Recall our hypothetical farming situation. The EPA reports that nonpoint farm operations generate approximately 500 million tons of manure annually, with manure runoff causing a plethora of contamination issues including polluting water with “pathogens”, “oxygen-demanding organics,” and “solids that contaminate shellfishing areas.” Farm Aid reports that family farms are under an unprecedented economic strain in the face of COVID-19 and are being edged out of the industry by large corporations. Yet, disappointingly, the EPA allotted a mere $172.3 million in Federal Section 319 grants last year, not nearly enough to help struggling family farmers in even worse economic circumstances due to the pandemic. Moreover, many small farmers lack the information on how to enter the application process in the first place. Unable to pursue the pathway of federal grants, they instead tap into their already-dwindling savings to mitigate the effects of waste management issues. Therefore, regardless of how eager family farmers may be to preserve their land or even prevent pollution, this loose, incentive-based nonpoint policy poses significant challenges to regulating nonpoint pollutants.

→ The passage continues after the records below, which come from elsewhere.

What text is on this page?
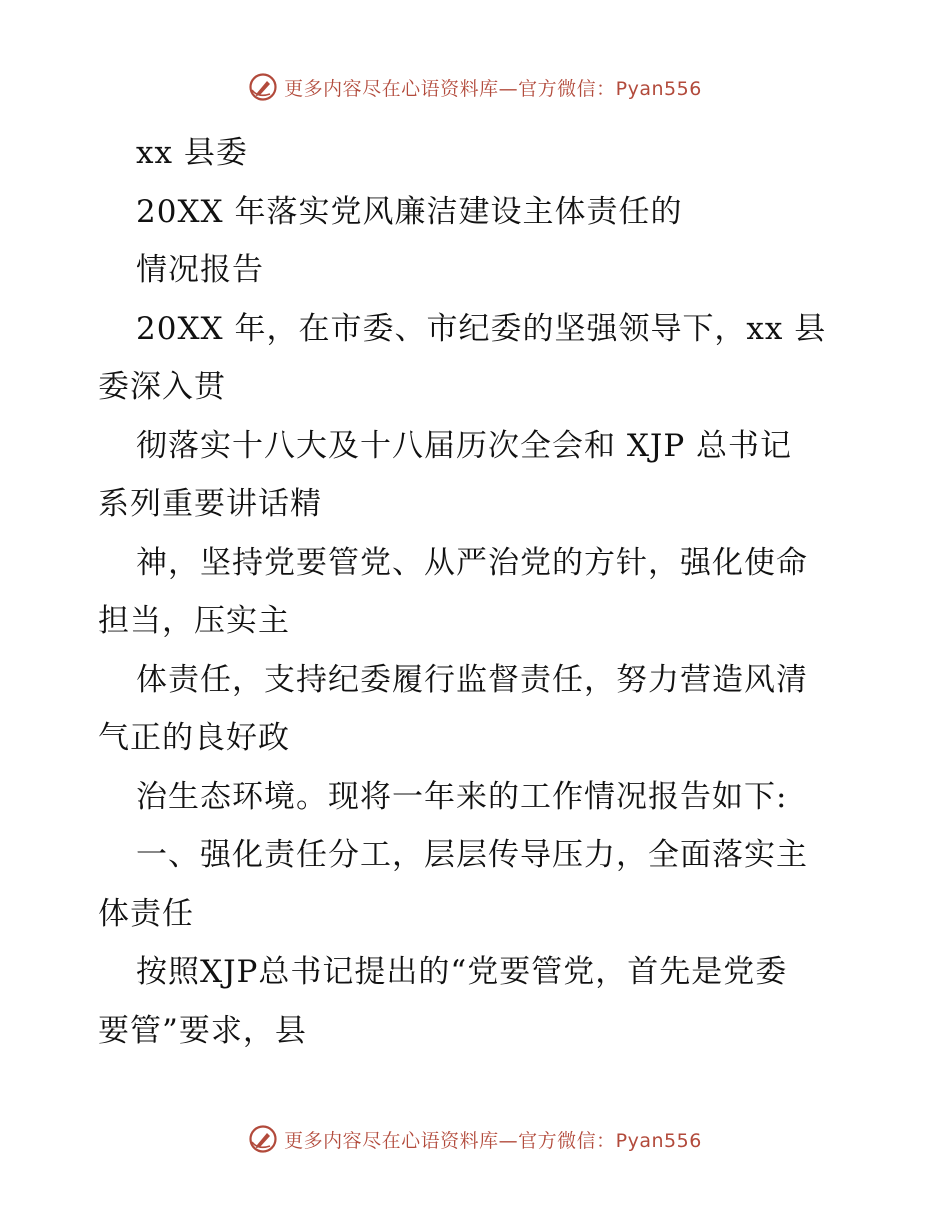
更多内容尽在心语资料库—官方微信：Pyan556
xx 县委
20XX 年落实党风廉洁建设主体责任的
情况报告
20XX 年，在市委、市纪委的坚强领导下，xx 县
委深入贯
彻落实十八大及十八届历次全会和 XJP 总书记
系列重要讲话精
神，坚持党要管党、从严治党的方针，强化使命
担当，压实主
体责任，支持纪委履行监督责任，努力营造风清
气正的良好政
治生态环境。现将一年来的工作情况报告如下:
一、强化责任分工，层层传导压力，全面落实主
体责任
按照XJP总书记提出的“党要管党，首先是党委
要管”要求，县
更多内容尽在心语资料库—官方微信：Pyan556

So what would be a better solution to regulating nonpoint sources while protecting the interests of small business owners? Statutes with extremely explicit, firm regulatory requirements, such as the Endangered Species Act, can be effective because of their strictness, but can often fail to balance the interests of private property owners with the interests of groups seeking conservatory measures. Instead of imposing further financial burdens on small businesses whose operations intentionally or unintentionally pollute through nonpoint sources, the EPA should devote more resources to fund grants, but also to foster better Federal-State partnerships to ensure more effective distribution of resources. Another solution, perhaps in conjunction with the grant program, would be to synergize public environmental interest with the private sector, including research and development into renewable waste management and runoff systems.
The Clean Water Act has had immense success in employing technology-based standards to clean up our country’s waterways. Yet there is still quite a distance to be travelled in achieving a level of cleanliness that ensures safety for both human communities and the organisms and ecosystems that surround us.